Fue la noche en que no pegamos ojo.
En menos de media hora nos deslizábamos ya a lo largo de un muelle de hormigón con cajones amontonados en pirámides gigantescas y con individuos que corrían transportando cables eléctricos y empujando carros con equipajes junto al lento navegar del
Oronsay
. En todas partes se trabajaba deprisa y con energía bajo los círculos de luz de las lámparas de queroseno. Oíamos gritos y silbidos y, en uno de los intervalos, unos ladridos que hicieron pensar a Ramadhin en su perro de Adén, que intentaba ahora regresar a tierra firme. Los tres nos asomamos por encima de la barandilla, sorbiendo el aire, asimilándolo. Aquella noche nos proporcionó nuestro recuerdo más vívido de todo el viaje, las horas con las que me tropiezo de cuando en cuando en algún sueño. Nosotros no hacíamos nada, pero un mundo en constante transformación pasaba junto al buque, en medio de una oscuridad cambiante y llena de sugerencias. Tractores invisibles chirriaban a lo largo de los contrafuertes. Las grúas se inclinaban mucho, dispuestas a apoderarse de cualquiera de nosotros mientras pasábamos por debajo. Habíamos recorrido mares abiertos a veintidós nudos y ahora nos movíamos como lisiados, a la velocidad de una bicicleta lenta, como dentro del gradual desenrollarse de un pergamino.
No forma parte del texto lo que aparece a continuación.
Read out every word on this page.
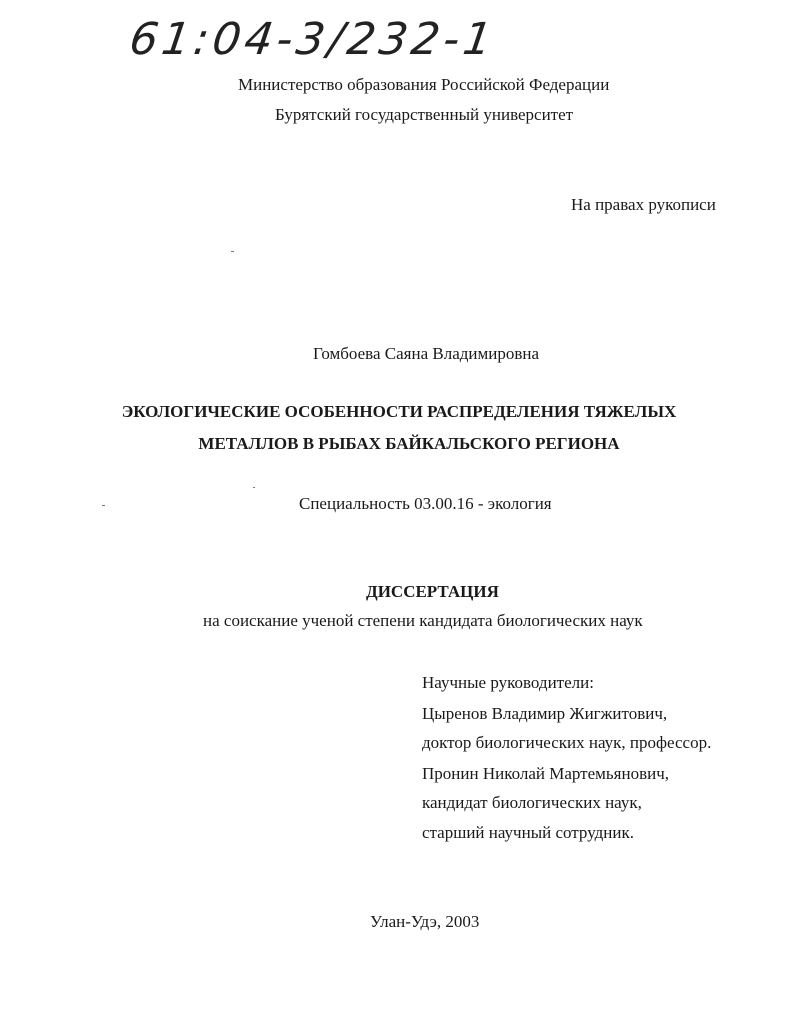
61:04-3/232-1
Министерство образования Российской Федерации
Бурятский государственный университет
На правах рукописи
Гомбоева Саяна Владимировна
ЭКОЛОГИЧЕСКИЕ ОСОБЕННОСТИ РАСПРЕДЕЛЕНИЯ ТЯЖЕЛЫХ
МЕТАЛЛОВ В РЫБАХ БАЙКАЛЬСКОГО РЕГИОНА
Специальность 03.00.16 - экология
ДИССЕРТАЦИЯ
на соискание ученой степени кандидата биологических наук
Научные руководители:
Цыренов Владимир Жигжитович,
доктор биологических наук, профессор.
Пронин Николай Мартемьянович,
кандидат биологических наук,
старший научный сотрудник.
Улан-Удэ, 2003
Estaban arrojando fardos a la cubierta de proa. Habían atado una soga a la barandilla de manera que un marinero pudiera descolgarse hasta la tierra en movimiento y firmar los documentos pertinentes. Vi cómo un cuadro abandonaba el buque. Aunque entrevisto de refilón, me pareció familiar: podría haberlo visto en uno de los salones de primera clase. ¿Por qué se retiraba un cuadro del buque? Me resultaba imposible decir si lo que estaba pasando era estrictamente legal o si se trataba de un frenesí de delincuencia, porque sólo unos pocos oficiales supervisaban lo que sucedía, mientras las luces de cubierta permanecían apagadas y toda la actividad se realizaba en silencio. Sólo quedaban las ventanas iluminadas en el puente, con las tres siluetas inmóviles, como si fueran marionetas quienes dirigían el transatlántico siguiendo las órdenes del práctico, que salió unas cuantas veces a cubierta y silbó en el aire nocturno para dar instrucciones a alguien que había reconocido en la orilla. Un silbido similar era la respuesta, y oíamos el ruido de una cadena que caía y la proa del buque se detenía con una sacudida, y rectificaba la dirección con respecto a una u otra de las dos orillas. Ramadhin corrió repetidas veces a lo largo del buque en busca de su perro. Cassius y yo nos asomábamos peligrosamente por encima de la barandilla de proa, desde donde éramos testigos de los fragmentos de escenas que se interpretaban por debajo de nosotros: un tendero en el puesto donde se vendían alimentos, los fogoneros que hablaban en torno a una hoguera, la descarga de residuos, y nos dábamos cuenta de que nunca volveríamos a verlos, de que nunca volveríamos a ver nada de todo aquello. De manera que llegamos a entender una cosa pequeña pero importante: que nuestras vidas podían crecer gracias a desconocidos interesantes con quienes nos cruzaríamos sin que se produjera ninguna relación personal.